“Nel territorio del diavolo, Antonio Monda si conferma come uno degli autori italiani più internazionali, e continua la sua esplorazione letteraria degli Stati Uniti e di New York con un libro profondo, appassionante e di clamorosa attualità, ricostruendo la storia di una delle figure politiche più controverse degli ultimi cinquant’anni”
“Nel territorio del diavolo“ è il settimo capitolo di “saga newyorkese” scritta dall’autore e iniziata con “L’America non esiste“, che esplora gli Anni Cinquanta; seguono “La casa sulla roccia” (Anni Sessanta), “Ota benga” (Anni Dieci), “L’Indegno” (Anni Settanta), “L’evidenza delle cose non viste” (Anni Ottanta) e “Io sono il fuoco” (Anni Qaranta)
la distruzione di michael dukakis era stata organizzata in maniera scientifica
Si potrebbe sintetizzare così, la trama di questo interessante capitolo sulla storia americana. Siamo nel 1988, nel vivo della campagna elettorale che vede George Herbert Walker Bush in corsa per la Presidenza contro, fra gli altri, il favorito Michael Dukakis. In questa avvincente storia, capiremo come la scelta di George H. W. Bush di affidarsi alle capacità comunicative di Lee Atwater (lo spin doctor detto anche “The Boogie Man”) si sia rivelata altamente vincente, ed entreremo nelle dinamiche che contribuirono a fare, letteralmente, la Storia.

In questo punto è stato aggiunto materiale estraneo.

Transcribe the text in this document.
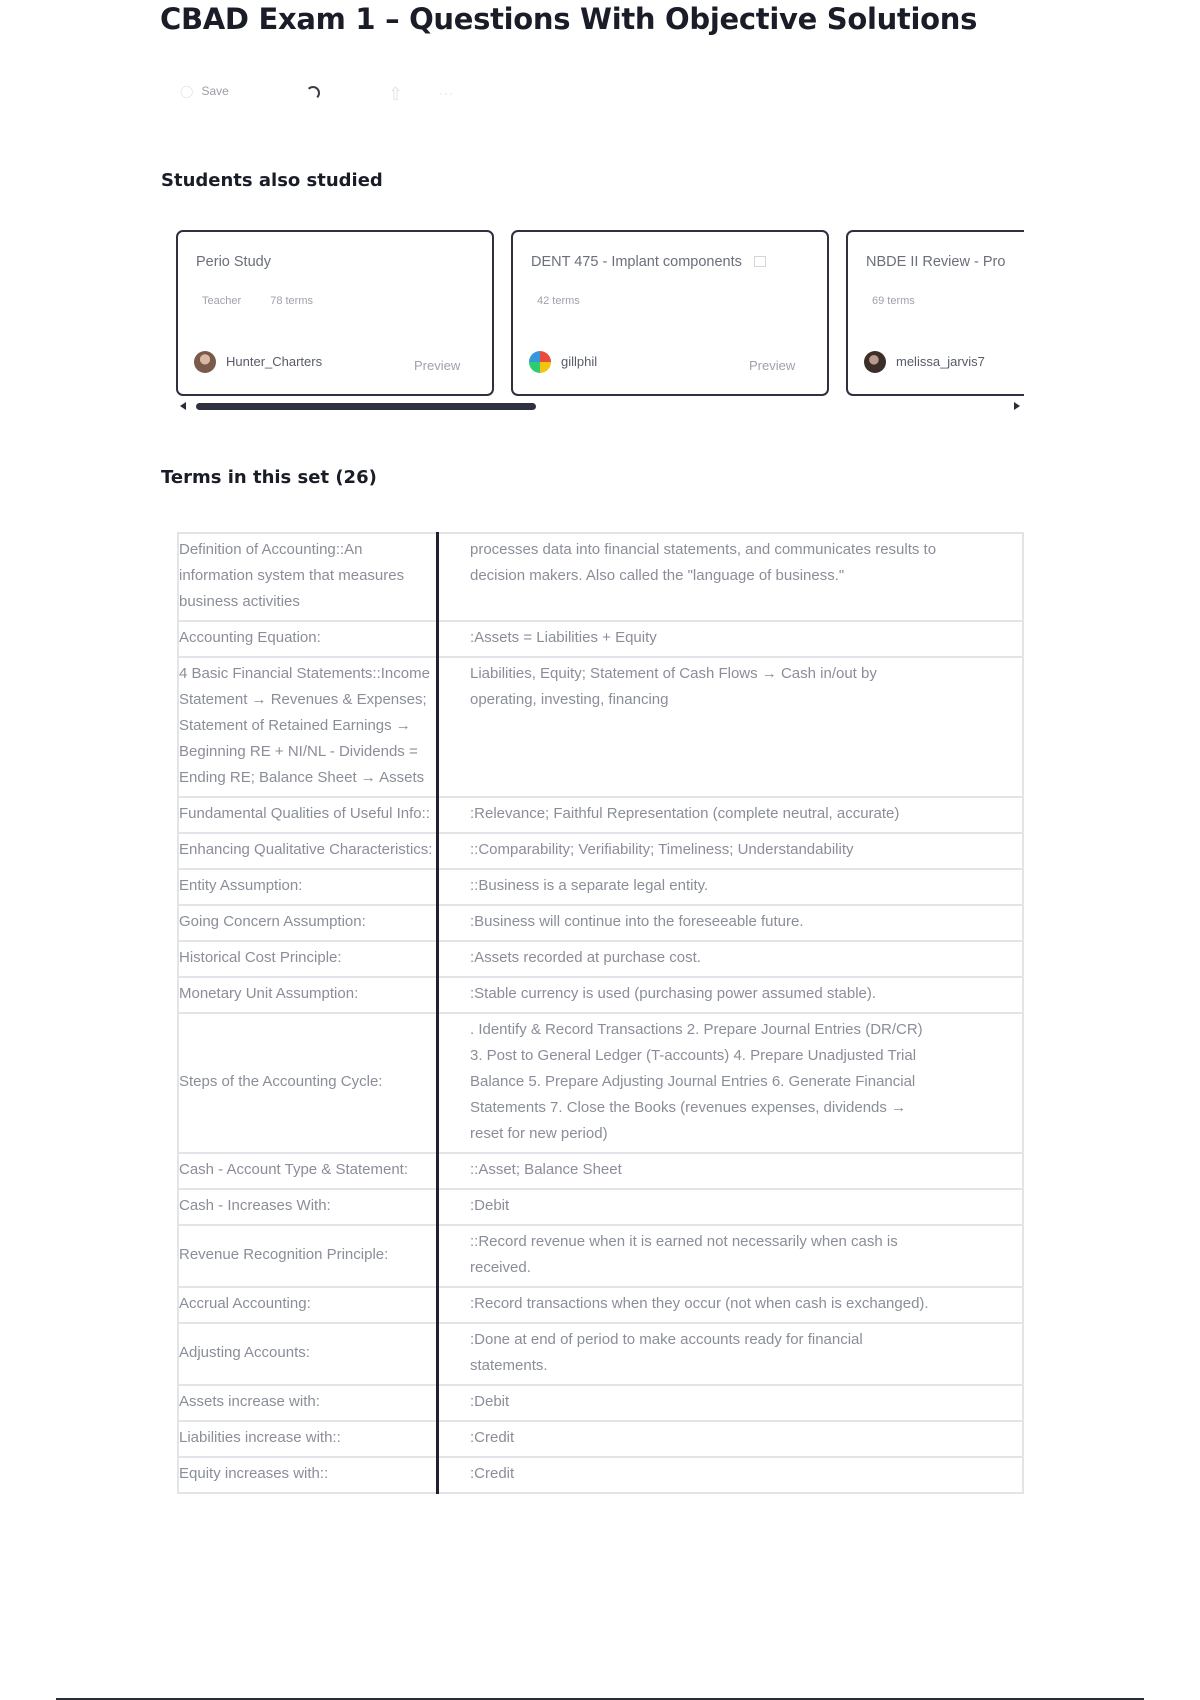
CBAD Exam 1 – Questions With Objective Solutions
◯ Save	⇧ ⋯
Students also studied
Perio Study
Teacher	78 terms
Hunter_Charters	Preview
DENT 475 - Implant components
42 terms
gillphil	Preview
NBDE II Review - Pro
69 terms
melissa_jarvis7
Terms in this set (26)
Definition of Accounting::An information system that measures business activities	processes data into financial statements, and communicates results to decision makers. Also called the "language of business."
Accounting Equation:	:Assets = Liabilities + Equity
4 Basic Financial Statements::Income Statement → Revenues & Expenses; Statement of Retained Earnings → Beginning RE + NI/NL - Dividends = Ending RE; Balance Sheet → Assets	Liabilities, Equity; Statement of Cash Flows → Cash in/out by operating, investing, financing
Fundamental Qualities of Useful Info::	:Relevance; Faithful Representation (complete neutral, accurate)
Enhancing Qualitative Characteristics:	::Comparability; Verifiability; Timeliness; Understandability
Entity Assumption:	::Business is a separate legal entity.
Going Concern Assumption:	:Business will continue into the foreseeable future.
Historical Cost Principle:	:Assets recorded at purchase cost.
Monetary Unit Assumption:	:Stable currency is used (purchasing power assumed stable).
Steps of the Accounting Cycle:	. Identify & Record Transactions 2. Prepare Journal Entries (DR/CR) 3. Post to General Ledger (T-accounts) 4. Prepare Unadjusted Trial Balance 5. Prepare Adjusting Journal Entries 6. Generate Financial Statements 7. Close the Books (revenues expenses, dividends → reset for new period)
Cash - Account Type & Statement:	::Asset; Balance Sheet
Cash - Increases With:	:Debit
Revenue Recognition Principle:	::Record revenue when it is earned not necessarily when cash is received.
Accrual Accounting:	:Record transactions when they occur (not when cash is exchanged).
Adjusting Accounts:	:Done at end of period to make accounts ready for financial statements.
Assets increase with:	:Debit
Liabilities increase with::	:Credit
Equity increases with::	:Credit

La cosa che ho apprezzato molto di questo racconto è lo stile di scrittura: chiaro, mai tortuoso, sintetico, diretto. E sorprendente. Perché insieme alla narrazione di eventi politici, dinamiche di distribuzione del potere, diplomazia, tattiche di indottrinamento… ho trovato inaspettati paragrafi colmi di riflessione umana, riferimenti a Dio, alle emozioni più profonde di una collettività parte di un’epoca che potremmo definire quantomeno unica; l’autore ha trasmesso alla perfezione il dualismo emotivo del protagonista, Alexander, che si ritrova a farsi corrompere da stili di vita non proprio “illustri” solo per il bisogno di un lavoro, ma che al tempo stesso durante l’esperienza della collaborazione con Lee Atwater (della quale pensa fra le altre cose: “volevo sentirmi nelle viscere del mondo senza annusarne il fetore“) scopre di provare per lui anche amicizia, fedeltà, dedizione, complicità emotiva.
“Io al demonio non so se ci credo, e neanche in Dio, in verità, ma vedo, come mio padre, che il male esiste: lo vedo ogni giorno ed è dentro di noi. Perché esista non lo so, e rimane un mistero il motivo per cui veniamo al mondo portando con noi qualcosa di orribile che si propagherà. È proprio questo pensiero a farmi credere che forse Dio sia un’invenzione o una realtà necessaria. A volte ho anche pensato che il diavolo non è altro che il mondo. E questo non riesco ad accettarlo”.
Non manca di raccontarci dell’amore, Antonio Monda, del sesso, della sfrenatezza tipica della fine degli anni Ottanta, delle problematiche legate all’AIDS, dei cambiamenti generazionali. E naturalmente esalta il Primo Attore, trovandomi pienamente d’accordo, affermando che: “La città di New York è la vera protagonista”
[…] “Girammo quindi verso la Quinta, la più nobile delle Avenue, che cambia radicalmente secondo l’altezza, lo capisce a vista d’occhio anche un turista. È aristocratica vicino Washington Square, poi decade per molti isolati finché non ridiventa trionfale all’altezza si Saint Patrick. Forse è quello il centro della città, non tanto per la cattedrale, New York è troppo innamorata di sé stessa per poter venerare un solo Dio. Ma per l’energia unica al mondo che vedi in quell’incrocio di strade che costeggiano il Rockfeller Center: hai l’impressione che tutto nasca lì, e che la statua di Atlante di fronte alla cattedrale testimoni che a New York, solo a New York, sia davvero possibile: l’uomo può reggere il mondo sulle proprie spalle. E hai la sensazione anzi la certezza, che quella folla in perenne movimento rispecchi le speranze e le illusioni di tutta la città e del mondo intero“.
Assolutamente da non perdere, per ritrovare un avvincente Antonio Monda o per conoscere un autore dal carattere descrittivo davvero coinvolgente.